KSC II gastiert in Hollenbach
Die Oberliga-Mannschaft des KSC muss am heutigen Mittwoch (18.15 Uhr) zum Nachholspiel beim FSV Hollenbach antreten. Für den KSC II ist dies bereits das 5. Pflichtspiel innerhalb von nur 15 Tagen.

Von David Ruf
Große Zeit zum Durchatmen bleibt den Schützlingen von Joe Zinnbauer und Peter Gadinger bis zum Saisonende nicht mehr. Im Mai müssen sie innerhalb von 20 Tagen noch einmal 5 Liga-Partien absolvieren.
Dennoch wirkten Kapitän Jan Biggel und seine Mitspieler trotz der Belastungen der letzten Wochen auch zuletzt im Heimspiel gegen die Stuttgarter Kickers topfit und konnten nach den Ausgleichstreffern der Schwaben zweimal zurückkommen - am Ende stand ein verdienter 4:3-Erfolg. „Wir haben im Trainingsbetrieb natürlich auf die erhöhte Belastung durch die vielen Nachholspiele geachtet“, erklärt Cheftrainer Zinnbauer im Gespräch mit ksc.de. Zudem verweist Zinnbauer auf seinen durch Neuzugänge und die Rückkehr der Langzeitverletzten vergrößerten Kader.

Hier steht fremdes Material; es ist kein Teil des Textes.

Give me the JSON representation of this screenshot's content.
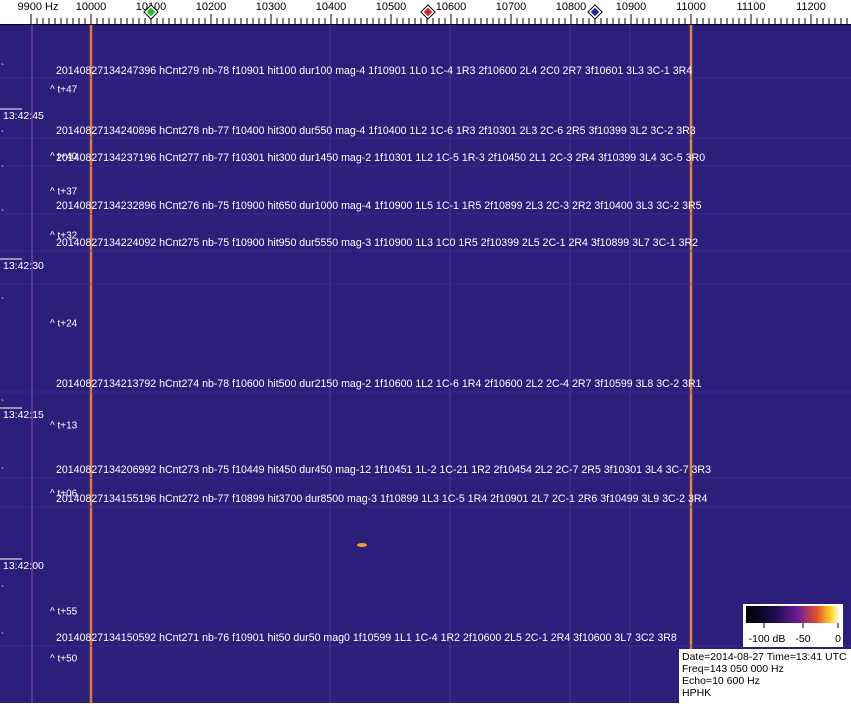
{
  "axis": {
    "labels": [
      "9900 Hz",
      "10000",
      "10100",
      "10200",
      "10300",
      "10400",
      "10500",
      "10600",
      "10700",
      "10800",
      "10900",
      "11000",
      "11100",
      "11200"
    ]
  },
  "decodes": [
    "20140827134247396 hCnt279 nb-78 f10901 hit100 dur100 mag-4 1f10901 1L0 1C-4 1R3 2f10600 2L4 2C0 2R7 3f10601 3L3 3C-1 3R4",
    "20140827134240896 hCnt278 nb-77 f10400 hit300 dur550 mag-4 1f10400 1L2 1C-6 1R3 2f10301 2L3 2C-6 2R5 3f10399 3L2 3C-2 3R3",
    "20140827134237196 hCnt277 nb-77 f10301 hit300 dur1450 mag-2 1f10301 1L2 1C-5 1R-3 2f10450 2L1 2C-3 2R4 3f10399 3L4 3C-5 3R0",
    "20140827134232896 hCnt276 nb-75 f10900 hit650 dur1000 mag-4 1f10900 1L5 1C-1 1R5 2f10899 2L3 2C-3 2R2 3f10400 3L3 3C-2 3R5",
    "20140827134224092 hCnt275 nb-75 f10900 hit950 dur5550 mag-3 1f10900 1L3 1C0 1R5 2f10399 2L5 2C-1 2R4 3f10899 3L7 3C-1 3R2",
    "20140827134213792 hCnt274 nb-78 f10600 hit500 dur2150 mag-2 1f10600 1L2 1C-6 1R4 2f10600 2L2 2C-4 2R7 3f10599 3L8 3C-2 3R1",
    "20140827134206992 hCnt273 nb-75 f10449 hit450 dur450 mag-12 1f10451 1L-2 1C-21 1R2 2f10454 2L2 2C-7 2R5 3f10301 3L4 3C-7 3R3",
    "20140827134155196 hCnt272 nb-77 f10899 hit3700 dur8500 mag-3 1f10899 1L3 1C-5 1R4 2f10901 2L7 2C-1 2R6 3f10499 3L9 3C-2 3R4",
    "20140827134150592 hCnt271 nb-76 f10901 hit50 dur50 mag0 1f10599 1L1 1C-4 1R2 2f10600 2L5 2C-1 2R4 3f10600 3L7 3C2 3R8"
  ],
  "offsets": [
    "^ t+47",
    "^ t+40",
    "^ t+37",
    "^ t+32",
    "^ t+24",
    "^ t+13",
    "^ t+06",
    "^ t+55",
    "^ t+50"
  ],
  "times": [
    "13:42:45",
    "13:42:30",
    "13:42:15",
    "13:42:00"
  ],
  "colorbar": {
    "labels": [
      "-100 dB",
      "-50",
      "0"
    ]
  },
  "info": [
    "Date=2014-08-27 Time=13:41 UTC",
    "Freq=143 050 000 Hz",
    "Echo=10 600 Hz",
    "HPHK"
  ]
}
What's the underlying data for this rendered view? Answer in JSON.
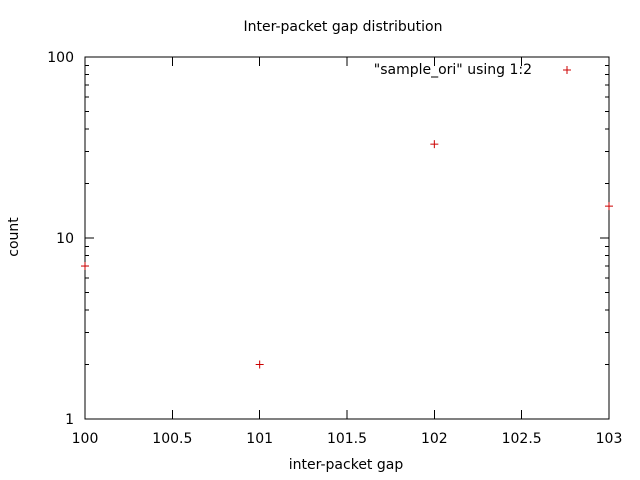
{
  "chart_data": {
    "type": "scatter",
    "title": "Inter-packet gap distribution",
    "xlabel": "inter-packet gap",
    "ylabel": "count",
    "xlim": [
      100,
      103
    ],
    "ylim": [
      1,
      100
    ],
    "y_scale": "log",
    "grid": false,
    "legend_position": "top-right",
    "x_ticks": [
      100,
      100.5,
      101,
      101.5,
      102,
      102.5,
      103
    ],
    "x_tick_labels": [
      "100",
      "100.5",
      "101",
      "101.5",
      "102",
      "102.5",
      "103"
    ],
    "y_ticks": [
      1,
      10,
      100
    ],
    "y_tick_labels": [
      "1",
      "10",
      "100"
    ],
    "series": [
      {
        "name": "\"sample_ori\" using 1:2",
        "color": "#cc0000",
        "marker": "plus",
        "points": [
          {
            "x": 100,
            "y": 7
          },
          {
            "x": 101,
            "y": 2
          },
          {
            "x": 102,
            "y": 33
          },
          {
            "x": 103,
            "y": 15
          }
        ]
      }
    ]
  }
}
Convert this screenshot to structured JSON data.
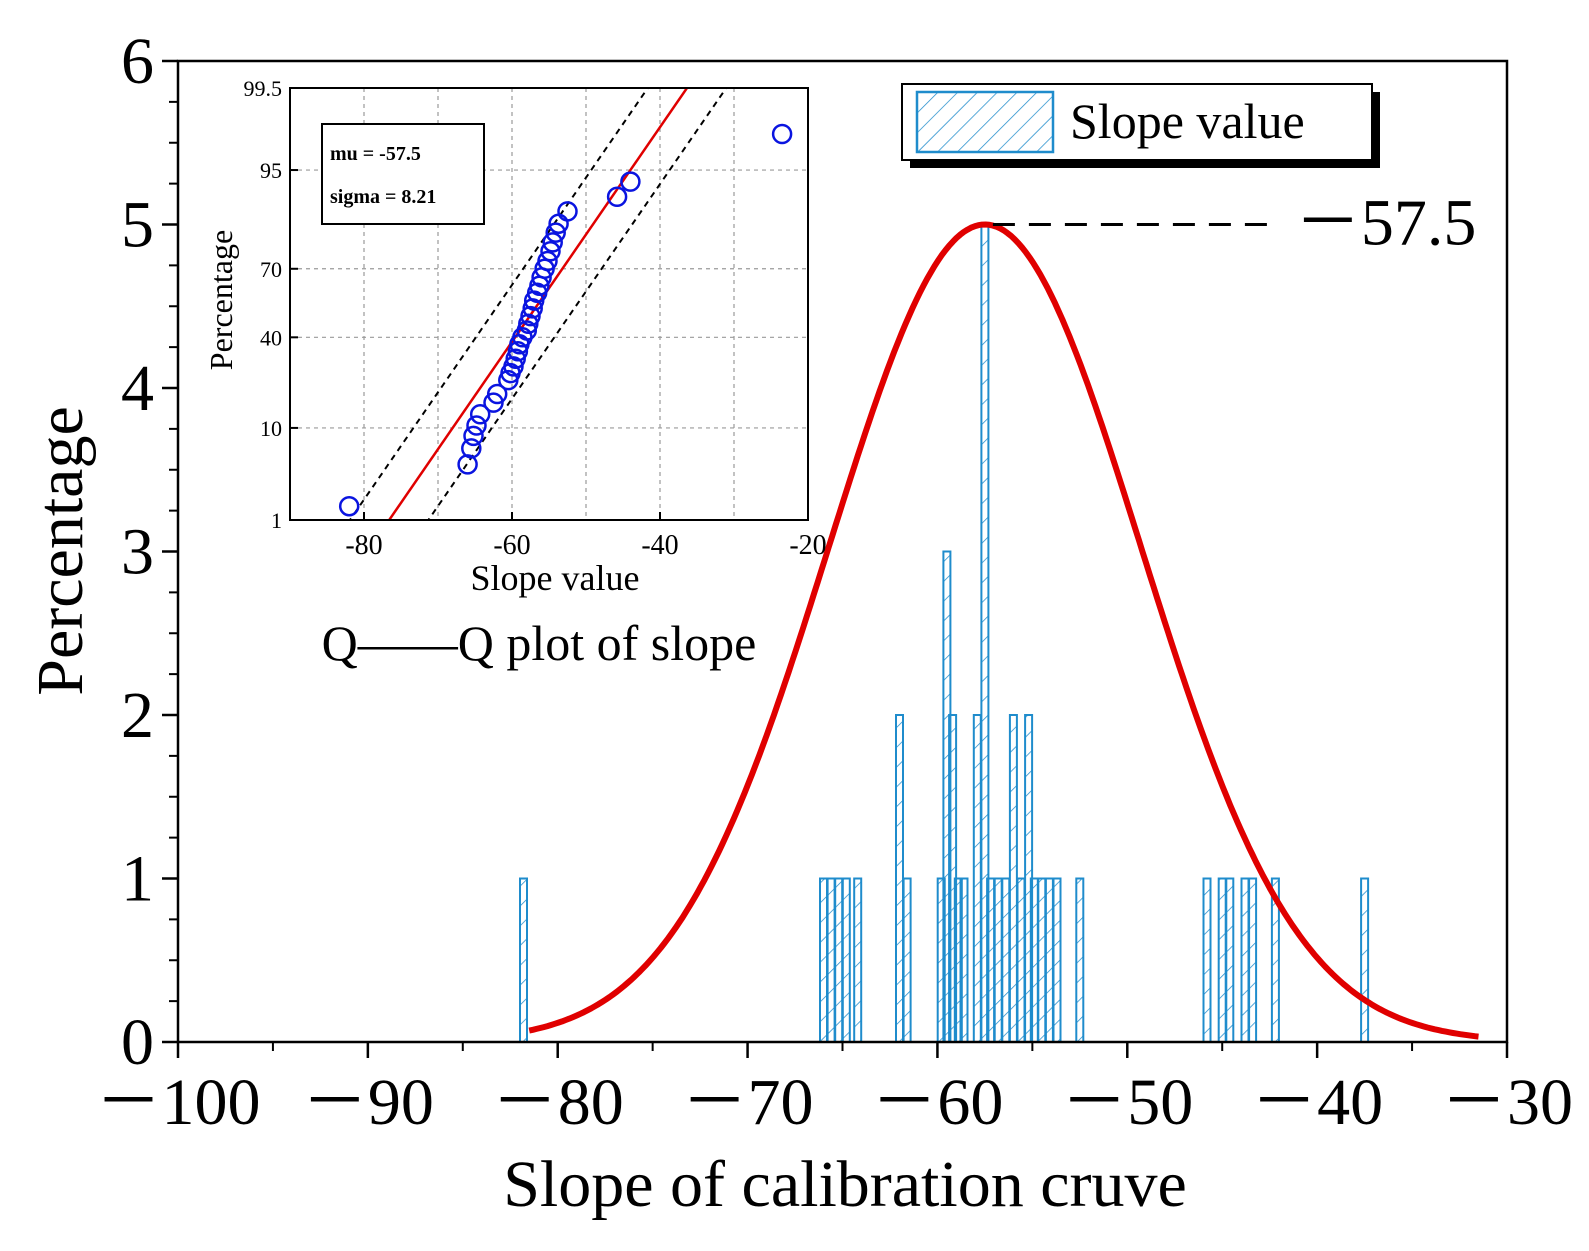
{
  "chart_data": [
    {
      "type": "bar",
      "title": "",
      "xlabel": "Slope of calibration cruve",
      "ylabel": "Percentage",
      "xlim": [
        -100,
        -30
      ],
      "ylim": [
        0,
        6
      ],
      "x_ticks": [
        -100,
        -90,
        -80,
        -70,
        -60,
        -50,
        -40,
        -30
      ],
      "x_tick_labels": [
        "－100",
        "－90",
        "－80",
        "－70",
        "－60",
        "－50",
        "－40",
        "－30"
      ],
      "y_ticks": [
        0,
        1,
        2,
        3,
        4,
        5,
        6
      ],
      "y_tick_labels": [
        "0",
        "1",
        "2",
        "3",
        "4",
        "5",
        "6"
      ],
      "legend": {
        "position": "top-right",
        "entries": [
          "Slope value"
        ]
      },
      "series": [
        {
          "name": "Slope value",
          "kind": "histogram",
          "x": [
            -81.8,
            -66,
            -65.6,
            -65.2,
            -64.8,
            -64.2,
            -62,
            -61.6,
            -59.8,
            -59.5,
            -59.2,
            -58.9,
            -58.6,
            -57.9,
            -57.5,
            -57.2,
            -56.8,
            -56.4,
            -56,
            -55.6,
            -55.2,
            -54.9,
            -54.5,
            -54.1,
            -53.7,
            -52.5,
            -45.8,
            -45,
            -44.6,
            -43.8,
            -43.4,
            -42.2,
            -37.5
          ],
          "values": [
            1,
            1,
            1,
            1,
            1,
            1,
            2,
            1,
            1,
            3,
            2,
            1,
            1,
            2,
            5,
            1,
            1,
            1,
            2,
            1,
            2,
            1,
            1,
            1,
            1,
            1,
            1,
            1,
            1,
            1,
            1,
            1,
            1
          ]
        },
        {
          "name": "Normal fit",
          "kind": "curve",
          "mu": -57.5,
          "sigma": 8.21,
          "x_range": [
            -81.5,
            -31.5
          ],
          "peak": 5
        }
      ],
      "annotations": [
        {
          "text": "－57.5",
          "target_x": -57.5,
          "target_y": 5
        }
      ]
    },
    {
      "type": "scatter",
      "title": "Q——Q plot of slope",
      "xlabel": "Slope value",
      "ylabel": "Percentage",
      "xlim": [
        -90,
        -20
      ],
      "x_ticks": [
        -80,
        -60,
        -40,
        -20
      ],
      "x_tick_labels": [
        "-80",
        "-60",
        "-40",
        "-20"
      ],
      "y_scale": "normal-probability",
      "y_ticks": [
        1,
        10,
        40,
        70,
        95,
        99.5
      ],
      "y_tick_labels": [
        "1",
        "10",
        "40",
        "70",
        "95",
        "99.5"
      ],
      "grid": true,
      "legend_box": {
        "lines": [
          "mu = -57.5",
          "sigma = 8.21"
        ]
      },
      "points": [
        [
          -82,
          1.5
        ],
        [
          -66,
          4.5
        ],
        [
          -65.5,
          6.5
        ],
        [
          -65.2,
          8.5
        ],
        [
          -64.8,
          10.5
        ],
        [
          -64.3,
          13
        ],
        [
          -62.5,
          16
        ],
        [
          -62,
          18.5
        ],
        [
          -60.5,
          23
        ],
        [
          -60.2,
          25.5
        ],
        [
          -59.8,
          28
        ],
        [
          -59.5,
          31
        ],
        [
          -59.2,
          34
        ],
        [
          -59,
          37
        ],
        [
          -58.6,
          40
        ],
        [
          -58,
          43
        ],
        [
          -57.8,
          46
        ],
        [
          -57.5,
          49.5
        ],
        [
          -57.2,
          53
        ],
        [
          -57,
          56.5
        ],
        [
          -56.6,
          60
        ],
        [
          -56.3,
          63
        ],
        [
          -56,
          66.5
        ],
        [
          -55.6,
          70
        ],
        [
          -55.2,
          73
        ],
        [
          -54.8,
          76.5
        ],
        [
          -54.5,
          79.5
        ],
        [
          -54.1,
          82.5
        ],
        [
          -53.7,
          85
        ],
        [
          -52.5,
          88
        ],
        [
          -45.8,
          91
        ],
        [
          -44,
          93.5
        ],
        [
          -23.5,
          98
        ]
      ],
      "fit_line": {
        "mu": -57.5,
        "sigma": 8.21
      },
      "confidence_band": {
        "offset_x": 5.3
      }
    }
  ],
  "main_labels": {
    "annotation": "－57.5",
    "legend": "Slope value",
    "xlabel": "Slope of calibration cruve",
    "ylabel": "Percentage"
  },
  "inset_labels": {
    "caption": "Q——Q plot of slope",
    "xlabel": "Slope value",
    "ylabel": "Percentage",
    "mu_text": "mu = -57.5",
    "sigma_text": "sigma = 8.21"
  },
  "colors": {
    "axis": "#000000",
    "bar": "#1f8ccc",
    "curve": "#e00000",
    "inset_points": "#0a14e0",
    "inset_line": "#e00000",
    "grid": "#9a9a9a"
  }
}
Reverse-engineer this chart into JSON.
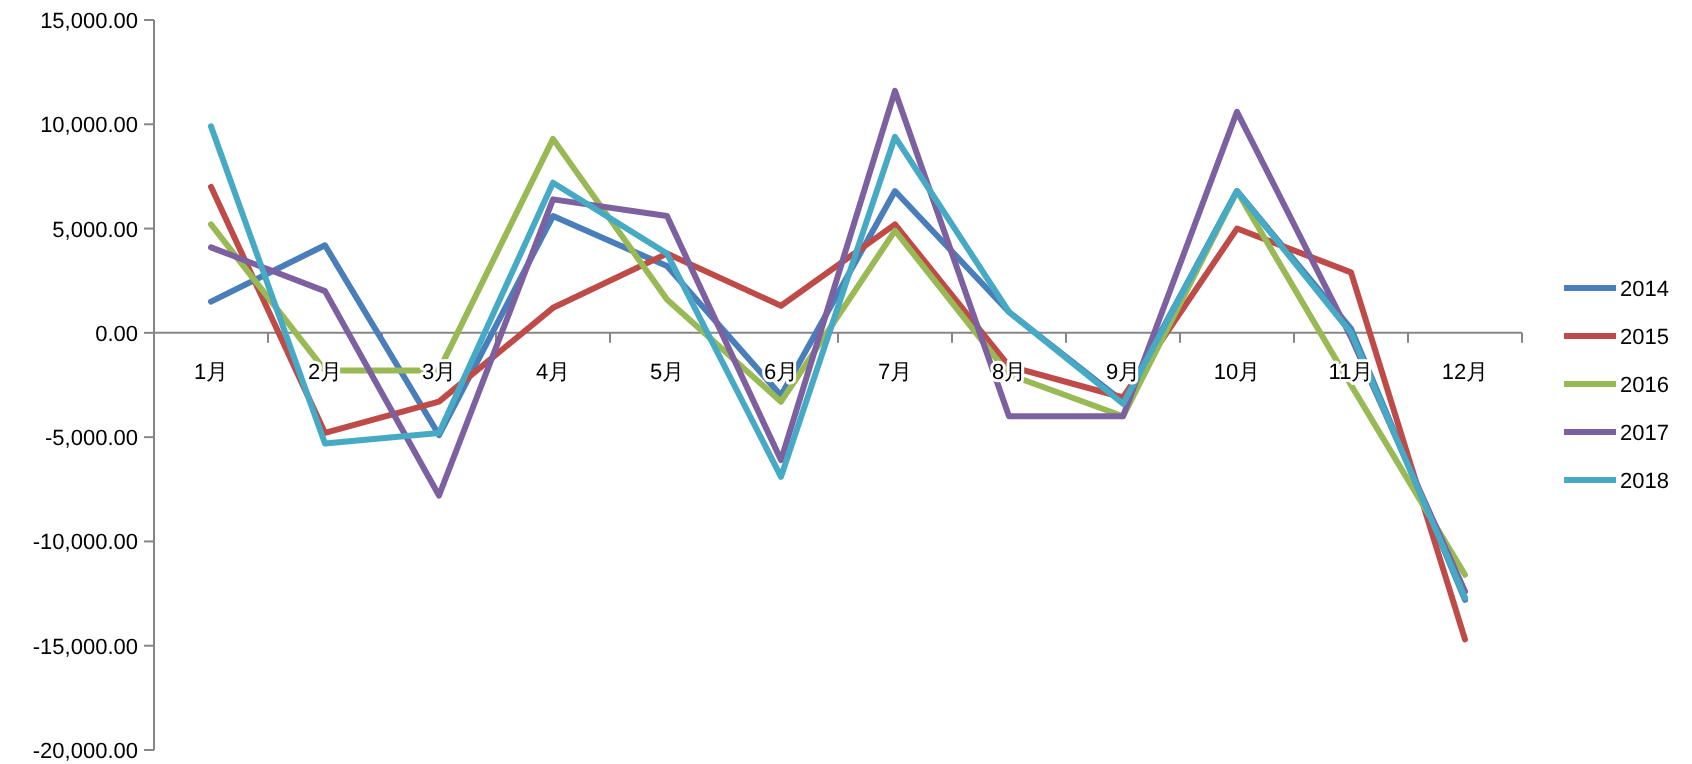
{
  "chart_data": {
    "type": "line",
    "categories": [
      "1月",
      "2月",
      "3月",
      "4月",
      "5月",
      "6月",
      "7月",
      "8月",
      "9月",
      "10月",
      "11月",
      "12月"
    ],
    "ylim": [
      -20000,
      15000
    ],
    "yticks": [
      {
        "value": -20000,
        "label": "-20,000.00"
      },
      {
        "value": -15000,
        "label": "-15,000.00"
      },
      {
        "value": -10000,
        "label": "-10,000.00"
      },
      {
        "value": -5000,
        "label": "-5,000.00"
      },
      {
        "value": 0,
        "label": "0.00"
      },
      {
        "value": 5000,
        "label": "5,000.00"
      },
      {
        "value": 10000,
        "label": "10,000.00"
      },
      {
        "value": 15000,
        "label": "15,000.00"
      }
    ],
    "grid": false,
    "legend": "right",
    "marker": "none",
    "line_style": "solid",
    "series": [
      {
        "name": "2014",
        "color": "#4a7ebb",
        "values": [
          1500,
          4200,
          -4900,
          5600,
          3200,
          -3000,
          6800,
          1000,
          -3300,
          6800,
          200,
          -12800
        ]
      },
      {
        "name": "2015",
        "color": "#be4b48",
        "values": [
          7000,
          -4800,
          -3300,
          1200,
          3800,
          1300,
          5200,
          -1600,
          -3100,
          5000,
          2900,
          -14700
        ]
      },
      {
        "name": "2016",
        "color": "#98b954",
        "values": [
          5200,
          -1800,
          -1800,
          9300,
          1600,
          -3300,
          4900,
          -2000,
          -4000,
          6800,
          -2500,
          -11600
        ]
      },
      {
        "name": "2017",
        "color": "#7d60a0",
        "values": [
          4100,
          2000,
          -7800,
          6400,
          5600,
          -6100,
          11600,
          -4000,
          -4000,
          10600,
          -200,
          -12400
        ]
      },
      {
        "name": "2018",
        "color": "#46aac5",
        "values": [
          9900,
          -5300,
          -4800,
          7200,
          3800,
          -6900,
          9400,
          1000,
          -3400,
          6800,
          0,
          -12700
        ]
      }
    ]
  }
}
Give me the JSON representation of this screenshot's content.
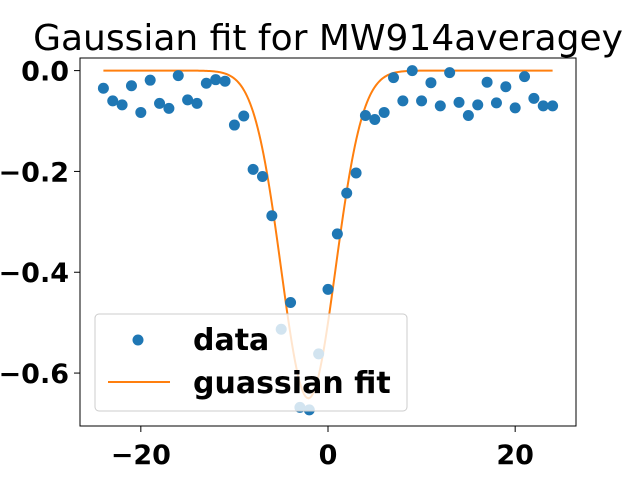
{
  "chart_data": {
    "type": "scatter",
    "title": "Gaussian fit for MW914averagey",
    "xlabel": "",
    "ylabel": "",
    "xlim": [
      -26.5,
      26.5
    ],
    "ylim": [
      -0.705,
      0.025
    ],
    "x_ticks": [
      -20,
      0,
      20
    ],
    "x_tick_labels": [
      "−20",
      "0",
      "20"
    ],
    "y_ticks": [
      0.0,
      -0.2,
      -0.4,
      -0.6
    ],
    "y_tick_labels": [
      "0.0",
      "−0.2",
      "−0.4",
      "−0.6"
    ],
    "grid": false,
    "legend_position": "lower-left",
    "series": [
      {
        "name": "data",
        "kind": "scatter",
        "color": "#1f77b4",
        "x": [
          -24,
          -23,
          -22,
          -21,
          -20,
          -19,
          -18,
          -17,
          -16,
          -15,
          -14,
          -13,
          -12,
          -11,
          -10,
          -9,
          -8,
          -7,
          -6,
          -5,
          -4,
          -3,
          -2,
          -1,
          0,
          1,
          2,
          3,
          4,
          5,
          6,
          7,
          8,
          9,
          10,
          11,
          12,
          13,
          14,
          15,
          16,
          17,
          18,
          19,
          20,
          21,
          22,
          23,
          24
        ],
        "y": [
          -0.035,
          -0.06,
          -0.068,
          -0.03,
          -0.083,
          -0.019,
          -0.065,
          -0.075,
          -0.01,
          -0.058,
          -0.065,
          -0.025,
          -0.018,
          -0.021,
          -0.108,
          -0.09,
          -0.196,
          -0.21,
          -0.288,
          -0.513,
          -0.46,
          -0.668,
          -0.673,
          -0.562,
          -0.434,
          -0.324,
          -0.243,
          -0.203,
          -0.089,
          -0.097,
          -0.083,
          -0.014,
          -0.06,
          0.0,
          -0.06,
          -0.024,
          -0.07,
          -0.004,
          -0.063,
          -0.089,
          -0.068,
          -0.023,
          -0.064,
          -0.032,
          -0.074,
          -0.012,
          -0.055,
          -0.07,
          -0.07
        ]
      },
      {
        "name": "guassian fit",
        "kind": "line",
        "color": "#ff7f0e",
        "amplitude": -0.65,
        "mean": -2.1,
        "sigma": 2.9,
        "offset": 0.0,
        "x_range": [
          -24,
          24
        ]
      }
    ]
  }
}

Bei den heutigen Gastgebern sieht Zinnbauer unterdessen gleich zwei Parallelen zu seinem Team. Zum einen seien die Hollenbacher in den letzten Wochen durch Nachholspiele ebenfalls verstärkt gefordert gewesen, zum anderem seien auch sie im Laufe der Saison spielerisch gereift. Der KSC rangiert in der Tabelle einen Platz vor dem FSV und hat derzeit vier Zähler Vorsprung. „Für uns gilt es heute vor allem, den FSV weiter auf Abstand zu halten. Deshalb sollten wir dieses Spiel auf keinen Fall verlieren“, so Zinnbauer.
Verzichten muss der 42-jährige heute noch einmal auf den rot-gesperrten Adrian Valentic, zudem fehlt Zouhair Bouadoud wegen muskulärer Probleme. Marc Kurzynski hat seine Verletzung zwar auskuriert, weist aber noch Trainingsrückstand auf.